What is it like in your hospital right now?

Nurses COVID

Updated:   Published

I'm PRN and have been on call because of low census. I know we have COVID and r/o COVID patients; I'm actually "assigned" to the COVID floor, but because of my status + elective surgeries canceled + people avoiding the hospital, our census is low.

I wonder what it will look like a week or 2 from now.
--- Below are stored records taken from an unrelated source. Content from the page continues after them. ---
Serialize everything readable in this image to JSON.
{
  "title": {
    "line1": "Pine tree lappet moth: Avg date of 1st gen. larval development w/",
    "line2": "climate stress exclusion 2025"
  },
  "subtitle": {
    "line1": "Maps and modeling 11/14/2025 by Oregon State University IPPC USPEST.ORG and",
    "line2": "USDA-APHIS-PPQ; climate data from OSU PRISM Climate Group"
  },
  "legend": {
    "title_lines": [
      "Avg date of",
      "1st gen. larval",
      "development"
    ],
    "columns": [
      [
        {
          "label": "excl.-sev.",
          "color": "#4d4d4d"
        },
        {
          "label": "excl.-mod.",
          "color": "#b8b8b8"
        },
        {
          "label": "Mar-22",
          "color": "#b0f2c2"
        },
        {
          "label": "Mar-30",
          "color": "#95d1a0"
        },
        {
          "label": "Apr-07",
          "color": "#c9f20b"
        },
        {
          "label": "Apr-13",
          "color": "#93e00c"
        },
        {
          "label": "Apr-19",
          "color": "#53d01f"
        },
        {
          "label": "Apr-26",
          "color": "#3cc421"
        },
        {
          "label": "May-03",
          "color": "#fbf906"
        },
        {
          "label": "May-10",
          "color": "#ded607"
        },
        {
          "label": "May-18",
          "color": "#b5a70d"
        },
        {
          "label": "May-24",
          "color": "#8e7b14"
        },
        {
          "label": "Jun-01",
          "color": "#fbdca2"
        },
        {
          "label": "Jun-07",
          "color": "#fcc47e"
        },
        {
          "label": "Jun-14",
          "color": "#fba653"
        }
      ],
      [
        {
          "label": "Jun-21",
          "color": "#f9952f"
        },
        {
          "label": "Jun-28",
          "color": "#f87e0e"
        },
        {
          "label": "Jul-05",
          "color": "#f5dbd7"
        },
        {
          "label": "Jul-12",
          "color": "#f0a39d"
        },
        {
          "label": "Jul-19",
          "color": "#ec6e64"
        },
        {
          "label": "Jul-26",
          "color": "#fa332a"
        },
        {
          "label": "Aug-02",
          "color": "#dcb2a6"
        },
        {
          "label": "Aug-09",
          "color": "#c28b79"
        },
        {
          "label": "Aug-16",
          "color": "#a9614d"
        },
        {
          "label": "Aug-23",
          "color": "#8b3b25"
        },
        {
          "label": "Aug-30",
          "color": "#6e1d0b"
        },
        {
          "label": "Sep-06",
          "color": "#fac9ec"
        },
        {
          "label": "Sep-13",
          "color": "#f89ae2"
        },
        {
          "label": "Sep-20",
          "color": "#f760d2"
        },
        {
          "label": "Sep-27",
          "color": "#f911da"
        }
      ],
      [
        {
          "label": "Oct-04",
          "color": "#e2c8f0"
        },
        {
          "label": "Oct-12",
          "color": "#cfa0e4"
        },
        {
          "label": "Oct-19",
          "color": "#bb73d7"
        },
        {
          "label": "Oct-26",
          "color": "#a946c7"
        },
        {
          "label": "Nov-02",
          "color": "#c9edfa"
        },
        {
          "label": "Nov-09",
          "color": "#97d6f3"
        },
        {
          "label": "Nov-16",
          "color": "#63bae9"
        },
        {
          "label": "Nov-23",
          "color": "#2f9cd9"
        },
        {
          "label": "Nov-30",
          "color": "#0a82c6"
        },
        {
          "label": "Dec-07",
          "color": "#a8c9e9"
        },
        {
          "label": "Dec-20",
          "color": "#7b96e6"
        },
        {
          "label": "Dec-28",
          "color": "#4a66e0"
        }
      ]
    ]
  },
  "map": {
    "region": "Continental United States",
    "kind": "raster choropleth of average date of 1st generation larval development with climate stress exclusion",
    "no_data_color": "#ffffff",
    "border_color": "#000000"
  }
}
In the Denver Metro area for reference!

On 3/25/2020 at 7:15 PM, brap740 said:

P

Put your foot down and tell them to write you up.

Take it to the media, it can be anonymous.....and wait.

Specializes in Peds, Med-Surg, Disaster Nsg, Parish Nsg.

Bumping this thread up to see what kind of changes have occurred in your hospital since the time this was posted 4 months ago. It is interesting reading through some of these earlier threads to see what we have gone through.

If you respond, please post the state or city where you are located.

I am in Tennessee and the numbers are going up. Our hospital in the designated "COVID hospital" for our area. Some smaller community hospitals have closed down for admissions and staff has been moved to our hospital to be able to open more COVID units.

Specializes in Cardiology.
13 hours ago, tnbutterfly - Mary said:

Bumping this thread up to see what kind of changes have occurred in your hospital since the time this was posted 4 months ago. It is interesting reading through some of these earlier threads to see what we have gone through.

If you respond, please post the state or city where you are located.

I am in Tennessee and the numbers are going up. Our hospital in the designated "COVID hospital" for our area. Some smaller community hospitals have closed down for admissions and staff has been moved to our hospital to be able to open more COVID units.

My floor is still the covid unit. It was the cardiac floor (and really the only specialty unit in the hospital that wasn't an ICU). As a result some of us are taking care of cardiac pt's on one of the gen med floors but there is no cardiology team anymore. If they need to see cardiology then a consult is placed and a fellow and attending see them. The primary team is gen med (which is a huge pain).

CT here. We had a big surge back in March/April where most of the hospital was turned into COVID, including the creation of 2 auxiliary ICUs, cancellation of all non-emergent surgeries, having the telemetry floor take many non-COVID patients who would normally be in critical care areas, oncology moved to another building, rehab closed, strict no visitors policy, etc.

Now our hospital is largely back to pre-COVID census. The auxiliary ICUs have been dismantled. Elective surgeries are back on (though with a mandatory COVID test for patients beforehand). Everyone who comes through the ED gets a rapid COVID test. Everyone wears masks, but we now have visitors returning to the hospital, albeit for limited visiting hours. Our units are mostly back to their pre-COVID specialties with the exception of half of one general medicine floor that remains the COVID r/o floor, and is the only floor where visitors are still not allowed.

We still have temperature checks at the entrance, and must answer questions about symptoms, tylenol/advil use, and recent travel to hot spot states that are subject to quarantine.

We could surge again and revert to some or all of the policies we had back in the Spring, but for the moment, I think we're in the "new normal."

We started elective procedures again in June and opened to limited visiting at the beginning of July. We are masked/goggled at all times. We never closed the 2 dedicated COVID floors. My area is surging and the hospital is starting to fill up. We have back up plans but are okay for now. If this keeps up though we are going to be in trouble in about 3-4 weeks.